While others left, Paul stayed with God. He believed the word that was preached to him. He was willing to go through what others walked away from. He endured because of what was at the end. He was as faithful to God in prison as he was out of prison. He was still praying, teaching, preaching, rebuking, encouraging others and thanking God. He urged the churches to rejoice in the Lord always (Philippians 4:4). He told them not to be anxious for nothing (Philippians 4:6). He told them what things to think on (Philippians 4:8). He admonished them to continue in the faith and to not be moved away from the hope of the gospel (Colossians 1:23) – and he wrote all of this while in prison.
Some of the things that have happened to us were ‘small’ things. Someone talked about you. Someone hurt you. Someone disappointed you. So one day you stopped. God didn’t hurt you or disappoint you, but you stopped going to church, stopped being faithful and stopped believing, but not Paul. All the things that happened to Paul didn’t stop him or the gospel from being preached. Instead, it helped to further spread the gospel in prison and to other places (Philippians 1:12-13). The things that happened to him should have scared him, silenced him or killed him, but it didn’t. He was jailed for preaching the gospel, but he used that opportunity to write the gospel. Because of his faithfulness, his brothers in the Lord started boldly preaching the word of God. There was even a prison keeper who once asked Paul and Silas, What must I do to be saved?

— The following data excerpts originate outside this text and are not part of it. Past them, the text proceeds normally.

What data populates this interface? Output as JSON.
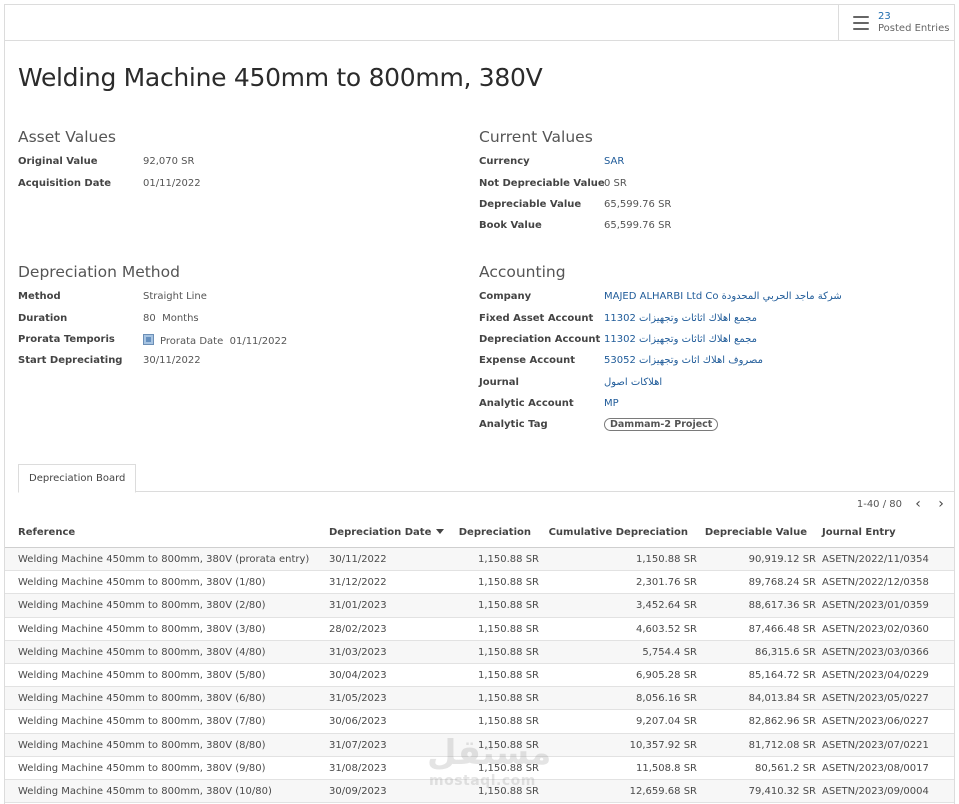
{
  "button_box": {
    "count": "23",
    "label": "Posted Entries"
  },
  "title": "Welding Machine 450mm to 800mm, 380V",
  "asset_values": {
    "heading": "Asset Values",
    "original_value_label": "Original Value",
    "original_value": "92,070 SR",
    "acquisition_date_label": "Acquisition Date",
    "acquisition_date": "01/11/2022"
  },
  "current_values": {
    "heading": "Current Values",
    "currency_label": "Currency",
    "currency": "SAR",
    "not_depreciable_label": "Not Depreciable Value",
    "not_depreciable": "0 SR",
    "depreciable_label": "Depreciable Value",
    "depreciable": "65,599.76 SR",
    "book_value_label": "Book Value",
    "book_value": "65,599.76 SR"
  },
  "depreciation_method": {
    "heading": "Depreciation Method",
    "method_label": "Method",
    "method": "Straight Line",
    "duration_label": "Duration",
    "duration_value": "80",
    "duration_unit": "Months",
    "prorata_label": "Prorata Temporis",
    "prorata_date_label": "Prorata Date",
    "prorata_date": "01/11/2022",
    "start_label": "Start Depreciating",
    "start": "30/11/2022"
  },
  "accounting": {
    "heading": "Accounting",
    "company_label": "Company",
    "company": "MAJED ALHARBI Ltd Co شركة ماجد الحربي المحدودة",
    "fixed_asset_label": "Fixed Asset Account",
    "fixed_asset": "11302 مجمع اهلاك اثاثات وتجهيزات",
    "depreciation_account_label": "Depreciation Account",
    "depreciation_account": "11302 مجمع اهلاك اثاثات وتجهيزات",
    "expense_label": "Expense Account",
    "expense": "53052 مصروف اهلاك اثاث وتجهيزات",
    "journal_label": "Journal",
    "journal": "اهلاكات اصول",
    "analytic_account_label": "Analytic Account",
    "analytic_account": "MP",
    "analytic_tag_label": "Analytic Tag",
    "analytic_tag": "Dammam-2 Project"
  },
  "tabs": [
    {
      "label": "Depreciation Board"
    }
  ],
  "pager": {
    "text": "1-40 / 80"
  },
  "table": {
    "headers": {
      "reference": "Reference",
      "date": "Depreciation Date",
      "depreciation": "Depreciation",
      "cumulative": "Cumulative Depreciation",
      "depreciable": "Depreciable Value",
      "journal_entry": "Journal Entry"
    },
    "rows": [
      {
        "reference": "Welding Machine 450mm to 800mm, 380V (prorata entry)",
        "date": "30/11/2022",
        "depreciation": "1,150.88 SR",
        "cumulative": "1,150.88 SR",
        "depreciable": "90,919.12 SR",
        "entry": "ASETN/2022/11/0354"
      },
      {
        "reference": "Welding Machine 450mm to 800mm, 380V (1/80)",
        "date": "31/12/2022",
        "depreciation": "1,150.88 SR",
        "cumulative": "2,301.76 SR",
        "depreciable": "89,768.24 SR",
        "entry": "ASETN/2022/12/0358"
      },
      {
        "reference": "Welding Machine 450mm to 800mm, 380V (2/80)",
        "date": "31/01/2023",
        "depreciation": "1,150.88 SR",
        "cumulative": "3,452.64 SR",
        "depreciable": "88,617.36 SR",
        "entry": "ASETN/2023/01/0359"
      },
      {
        "reference": "Welding Machine 450mm to 800mm, 380V (3/80)",
        "date": "28/02/2023",
        "depreciation": "1,150.88 SR",
        "cumulative": "4,603.52 SR",
        "depreciable": "87,466.48 SR",
        "entry": "ASETN/2023/02/0360"
      },
      {
        "reference": "Welding Machine 450mm to 800mm, 380V (4/80)",
        "date": "31/03/2023",
        "depreciation": "1,150.88 SR",
        "cumulative": "5,754.4 SR",
        "depreciable": "86,315.6 SR",
        "entry": "ASETN/2023/03/0366"
      },
      {
        "reference": "Welding Machine 450mm to 800mm, 380V (5/80)",
        "date": "30/04/2023",
        "depreciation": "1,150.88 SR",
        "cumulative": "6,905.28 SR",
        "depreciable": "85,164.72 SR",
        "entry": "ASETN/2023/04/0229"
      },
      {
        "reference": "Welding Machine 450mm to 800mm, 380V (6/80)",
        "date": "31/05/2023",
        "depreciation": "1,150.88 SR",
        "cumulative": "8,056.16 SR",
        "depreciable": "84,013.84 SR",
        "entry": "ASETN/2023/05/0227"
      },
      {
        "reference": "Welding Machine 450mm to 800mm, 380V (7/80)",
        "date": "30/06/2023",
        "depreciation": "1,150.88 SR",
        "cumulative": "9,207.04 SR",
        "depreciable": "82,862.96 SR",
        "entry": "ASETN/2023/06/0227"
      },
      {
        "reference": "Welding Machine 450mm to 800mm, 380V (8/80)",
        "date": "31/07/2023",
        "depreciation": "1,150.88 SR",
        "cumulative": "10,357.92 SR",
        "depreciable": "81,712.08 SR",
        "entry": "ASETN/2023/07/0221"
      },
      {
        "reference": "Welding Machine 450mm to 800mm, 380V (9/80)",
        "date": "31/08/2023",
        "depreciation": "1,150.88 SR",
        "cumulative": "11,508.8 SR",
        "depreciable": "80,561.2 SR",
        "entry": "ASETN/2023/08/0017"
      },
      {
        "reference": "Welding Machine 450mm to 800mm, 380V (10/80)",
        "date": "30/09/2023",
        "depreciation": "1,150.88 SR",
        "cumulative": "12,659.68 SR",
        "depreciable": "79,410.32 SR",
        "entry": "ASETN/2023/09/0004"
      }
    ]
  },
  "watermark": {
    "arabic": "مستقل",
    "latin": "mostaql.com"
  }
}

The apostle’s prison letters didn’t sound like they were written by a man in bonds, but by a man who was free indeed. This is because he just didn’t write letters, but he became the letter known and read of all men. Paul was a prisoner for Christ. He was in chains for doing right and at one time we were in chains for doing wrong, but God can use those circumstances, too. Look at your opportunities. There is someone out there who wants to be saved. There is someone out there that doesn’t want to do the things they do or be the person that they have become. There is someone out there who needs to know that God loves them and that He cares for them.

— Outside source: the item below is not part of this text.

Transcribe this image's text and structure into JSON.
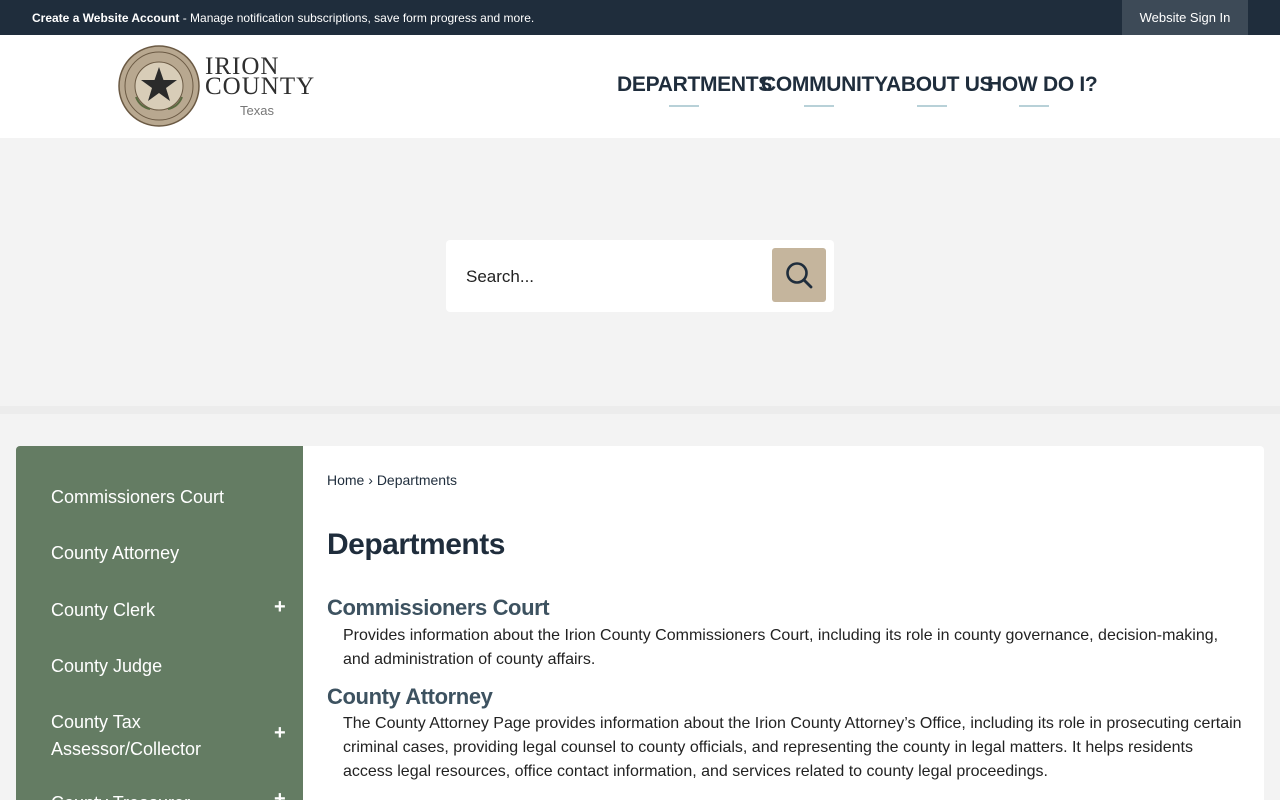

I know some of us would rather just go to church, but this world needs us to become the church.
Paul wasn’t sitting in prison feeling sorry for himself or talking about giving up and neither should we. In the midst of all the troubles he and his brothers faced, Paul was still able to say, We trust that He will yet deliver us (1 Corinthians 1:10). If the things that happened to you were bad, trust that God will turn that situation around because He is the only One who can make it good.
And we know that all things work together for good to those who love God, to those who are the called according to HIS purpose (Romans 8:28).